NEA president praises Polk schools’ 4-day week as an answer to student, teacher burnout
Looking for ways educators and schools can attack the problem of closing the learning gap created by the onset of virtual learning during the COVID-19 pandemic, Becky Pringle says she found it in Polk County.
Pringle, the president of the National Education Association, visited Cedartown Middle School on April 19, 2022, as part of her national “Joy, Justice and Excellence” tour. She was accompanied by Lisa Morgan, the president of the Georgia Association of Educators, while speaking to faculty and visiting students in classrooms.
Touted as the nation’s largest labor union, the NEA has several affiliate organizations with over 3 million members.
Pringle’s visit, organized by CMS math teacher Dorothy Welch, included a session with a group of faculty. She asked them about their successes, their challenges and their thoughts about teaching in 2022.
The natural flow of the conversation eventually led to Polk School District’s implementation of a four-day school week for students.
The shift in instructional time not only allowed teachers Mondays to prepare lesson plans for both in-person and
virtual learning during the early days of the COVID-19 pandemic, it also provided time for teachers to attend training sessions without cutting into class time and allow students who were behind in studies to attend remediation through the establishment of Monday school.
When time came to set the district’s calendar for the next two school years, the four-day week received unanimous praise from teachers and the school board approved.
As teachers explained the program and how it has
improved not just their professional well-being but the well-being of their students, Pringle’s eyes lit up.
She said she’s often asked about specific strategies to help in meeting the social, emotional, and academic needs of students. Now, she has a blueprint.
“This is a tangible solution. And what I love about it is everyone came together. Like one of our teachers said, we’re not here to babysit the kids. We are here to teach them. And if this works better for them so that the educators are ready and prepared to teach them, it works
for everyone,” Pringle said, adding she planned to pass it along to U.S. Secretary of Education Miguel Cardona.
“I’ve never heard of that.

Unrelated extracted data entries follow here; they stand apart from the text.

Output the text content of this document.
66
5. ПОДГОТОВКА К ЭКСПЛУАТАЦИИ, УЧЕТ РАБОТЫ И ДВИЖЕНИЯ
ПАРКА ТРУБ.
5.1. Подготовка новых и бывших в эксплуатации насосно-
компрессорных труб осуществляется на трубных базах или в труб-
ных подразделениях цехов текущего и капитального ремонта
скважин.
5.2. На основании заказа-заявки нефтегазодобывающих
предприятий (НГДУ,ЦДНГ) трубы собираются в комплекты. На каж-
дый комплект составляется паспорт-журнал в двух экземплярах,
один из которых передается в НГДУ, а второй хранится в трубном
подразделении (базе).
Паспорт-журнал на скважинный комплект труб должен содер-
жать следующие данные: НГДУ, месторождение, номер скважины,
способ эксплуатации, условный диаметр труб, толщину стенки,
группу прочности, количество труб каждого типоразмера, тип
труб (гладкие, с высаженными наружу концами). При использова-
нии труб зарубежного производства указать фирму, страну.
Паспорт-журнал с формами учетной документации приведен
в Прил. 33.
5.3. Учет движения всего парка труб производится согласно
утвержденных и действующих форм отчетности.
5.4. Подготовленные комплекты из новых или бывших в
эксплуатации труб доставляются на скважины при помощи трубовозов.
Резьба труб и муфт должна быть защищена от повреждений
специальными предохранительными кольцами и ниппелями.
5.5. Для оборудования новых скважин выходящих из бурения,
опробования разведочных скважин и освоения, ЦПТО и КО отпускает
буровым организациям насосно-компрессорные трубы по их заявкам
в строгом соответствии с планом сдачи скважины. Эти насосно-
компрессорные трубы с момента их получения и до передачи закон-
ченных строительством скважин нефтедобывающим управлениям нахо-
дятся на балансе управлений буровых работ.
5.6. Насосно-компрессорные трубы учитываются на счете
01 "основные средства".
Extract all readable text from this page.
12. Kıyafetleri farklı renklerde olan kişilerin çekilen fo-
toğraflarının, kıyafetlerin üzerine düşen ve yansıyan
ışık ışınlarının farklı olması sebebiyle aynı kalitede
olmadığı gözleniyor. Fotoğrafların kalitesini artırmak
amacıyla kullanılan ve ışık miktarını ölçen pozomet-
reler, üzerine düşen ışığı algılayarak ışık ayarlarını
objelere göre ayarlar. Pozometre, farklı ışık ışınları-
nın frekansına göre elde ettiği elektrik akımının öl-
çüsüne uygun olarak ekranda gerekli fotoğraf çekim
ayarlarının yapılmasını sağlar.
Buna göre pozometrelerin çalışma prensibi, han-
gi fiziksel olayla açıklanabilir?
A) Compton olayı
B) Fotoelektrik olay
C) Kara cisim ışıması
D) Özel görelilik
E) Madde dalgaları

But you can believe I’m going back and I’m telling Secretary Cardona about it. I’m going to talk about Monday school,” Pringle said. “I’m spreading that story.”
The NEA did a nationwide survey of teachers in which 55% of them said they were planning to leave teaching earlier than they had anticipated. The reasons for that, Pringle said, included the same reasons the teachers at CMS brought up when
discussing the effects of the four-day school week; mental health and time to do their jobs adequately.
“Every school that I went to, they talked about the need for time. This is the first school that I’ve visited where they did something about it. They created that time, and it was quite amazing to see how the educators are using their time to come together and plan collaboratively,” Pringle said.
Pringle also visited an art class and agriculture science class at the school before getting a tour of the media center’s student resource center.
The common consensus from the faculty who spoke to Pringle was the change that has occurred at the school over the last three years not just from the arrival of the four-day school week and Monday school, but the feeling of togetherness and emotional support
they have received at every level of administration.
Pringle said that trickles down to better learning for students and the future of the country.
“When I became president of the NEA, I spoke about my vision to anybody who would listen to unite not just our members but this entire nation to reclaim public education as a common good, as the foundation of our democracy, and then transform it into something that it actually was never designed to be — a racially and socially just and equitable system that prepares every student, every student, every single student to succeed,” Pringle told the group of teachers.
“That can’t happen unless every adult in the system understands that they have a shared responsibility. That’s what I’m seeing in this community, and it is filling my heart.”